Most areas of business accounting would be difficult
to understand without first grasping the concepts of
assets and liabilities. Essentially, all money going
in and out of a business will fall into different accounts.
Those accounts are classified as asset accounts, liability
accounts, or equity accounts (such as owners equity
or shareholder equity, basically meaning whats
invested into a business). Assets and liabilities are
the most common classifications between accounts.
What are Assets?
An asset is anything a person or company actually owns
that has some kind of future value.
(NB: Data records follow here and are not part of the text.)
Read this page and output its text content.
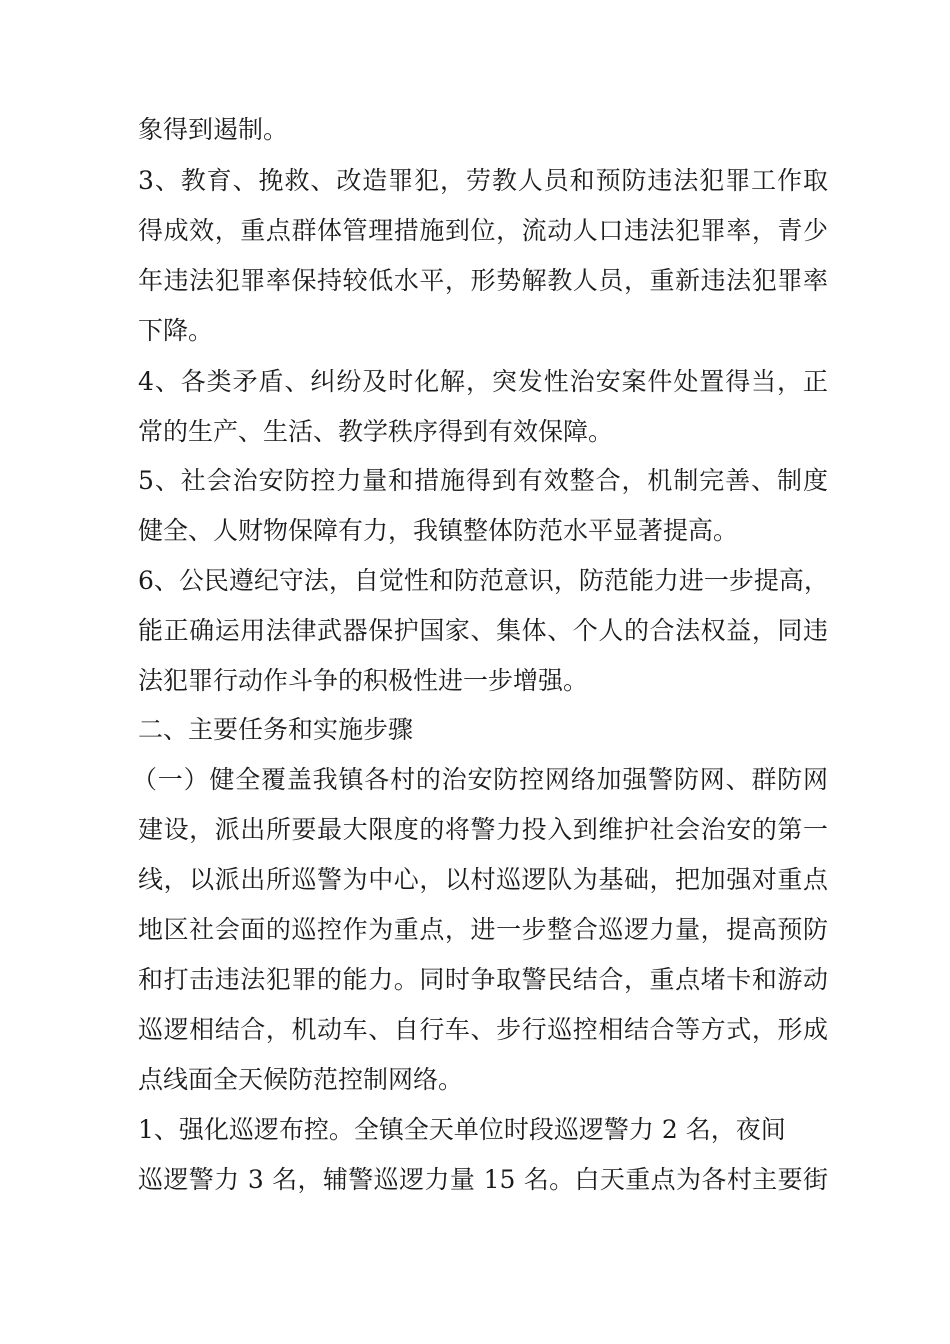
象得到遏制。
3、教育、挽救、改造罪犯，劳教人员和预防违法犯罪工作取
得成效，重点群体管理措施到位，流动人口违法犯罪率，青少
年违法犯罪率保持较低水平，形势解教人员，重新违法犯罪率
下降。
4、各类矛盾、纠纷及时化解，突发性治安案件处置得当，正
常的生产、生活、教学秩序得到有效保障。
5、社会治安防控力量和措施得到有效整合，机制完善、制度
健全、人财物保障有力，我镇整体防范水平显著提高。
6、公民遵纪守法，自觉性和防范意识，防范能力进一步提高，
能正确运用法律武器保护国家、集体、个人的合法权益，同违
法犯罪行动作斗争的积极性进一步增强。
二、主要任务和实施步骤
（一）健全覆盖我镇各村的治安防控网络加强警防网、群防网
建设，派出所要最大限度的将警力投入到维护社会治安的第一
线，以派出所巡警为中心，以村巡逻队为基础，把加强对重点
地区社会面的巡控作为重点，进一步整合巡逻力量，提高预防
和打击违法犯罪的能力。同时争取警民结合，重点堵卡和游动
巡逻相结合，机动车、自行车、步行巡控相结合等方式，形成
点线面全天候防范控制网络。
1、强化巡逻布控。全镇全天单位时段巡逻警力 2 名，夜间
巡逻警力 3 名，辅警巡逻力量 15 名。白天重点为各村主要街
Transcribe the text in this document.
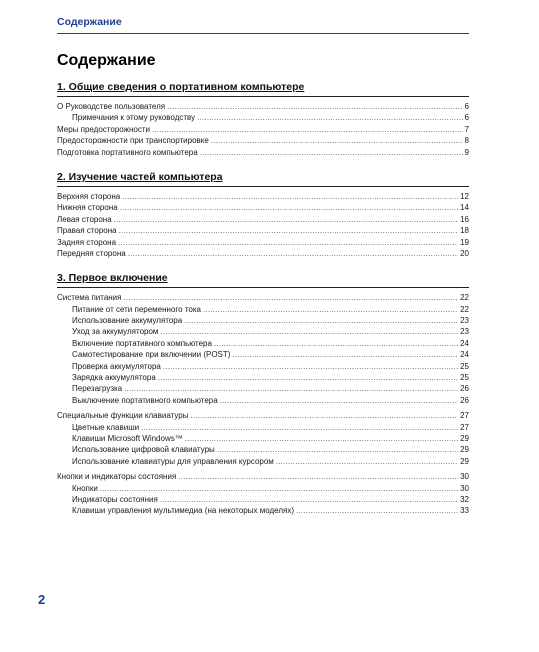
Содержание
Содержание
1. Общие сведения о портативном компьютере
О Руководстве пользователя .....	6
Примечания к этому руководству .....	6
Меры предосторожности .....	7
Предосторожности при транспортировке .....	8
Подготовка портативного компьютера .....	9
2. Изучение частей компьютера
Верхняя сторона .....	12
Нижняя сторона .....	14
Левая сторона .....	16
Правая сторона .....	18
Задняя сторона .....	19
Передняя сторона .....	20
3. Первое включение
Система питания .....	22
Питание от сети переменного тока .....	22
Использование аккумулятора .....	23
Уход за аккумулятором .....	23
Включение портативного компьютера .....	24
Самотестирование при включении (POST) .....	24
Проверка аккумулятора .....	25
Зарядка аккумулятора .....	25
Перезагрузка .....	26
Выключение портативного компьютера .....	26
Специальные функции клавиатуры .....	27
Цветные клавиши .....	27
Клавиши Microsoft Windows™ .....	29
Использование цифровой клавиатуры .....	29
Использование клавиатуры для управления курсором .....	29
Кнопки и индикаторы состояния .....	30
Кнопки .....	30
Индикаторы состояния .....	32
Клавиши управления мультимедиа (на некоторых моделях) .....	33
2
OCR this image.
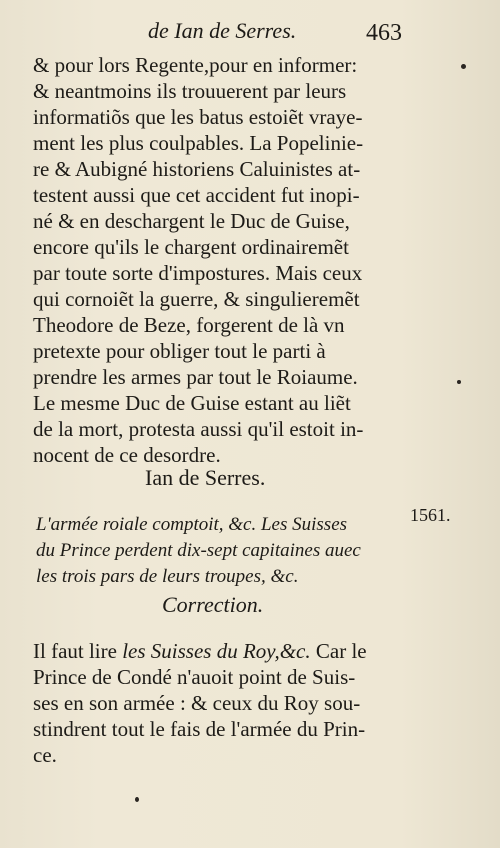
de Ian de Serres.	463
& pour lors Regente,pour en informer:
& neantmoins ils trouuerent par leurs
informatiõs que les batus estoiẽt vraye-
ment les plus coulpables. La Popelinie-
re & Aubigné historiens Caluinistes at-
testent aussi que cet accident fut inopi-
né & en deschargent le Duc de Guise,
encore qu'ils le chargent ordinairemẽt
par toute sorte d'impostures. Mais ceux
qui cornoiẽt la guerre, & singulieremẽt
Theodore de Beze, forgerent de là vn
pretexte pour obliger tout le parti à
prendre les armes par tout le Roiaume.
Le mesme Duc de Guise estant au liẽt
de la mort, protesta aussi qu'il estoit in-
nocent de ce desordre.
Ian de Serres.
1561.
L'armée roiale comptoit, &c. Les Suisses
du Prince perdent dix-sept capitaines auec
les trois pars de leurs troupes, &c.
Correction.
Il faut lire les Suisses du Roy,&c. Car le
Prince de Condé n'auoit point de Suis-
ses en son armée : & ceux du Roy sou-
stindrent tout le fais de l'armée du Prin-
ce.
Something fluid
like cash is an asset for a business, as are property,
equipment, accounts receivable (money owed to the company),
investments, and even intellectual property rights such
as copyrights, trademarks, and patents.
Heres an example when thinking of a wholesaler:
Some of their assets would include their products, any
money owed to them by retailers ordering in bulk but
paying later, and their vehicles for transporting goods
to buyers, assuming they do that independently.
What are Liabilities?
On the other side of the spectrum, a company has liabilities,
or things owed. Some examples of common liabilities
include accounts payable (essentially cash owed from
purchases made on credit or payment terms), or yearly
payroll and building lease costs.
Using the same example of a wholesaler, the companys
liabilities would include things such as their yearly
lease total for warehouse space and the yearly salaries
of their employees and contractors.
How Assets and Liabilities are Related
Assets and liabilities are two sides of the financial
spectrum for a business, and are vital in being able
to balance a companys financial records (in addition
to owners equity). Understanding assets and liabilities
can help a business owner to better gauge the financial
health of their company, similar to the way an individuals
financial situation is determined by comparing what
they have of value personally as opposed to what they
owe to others.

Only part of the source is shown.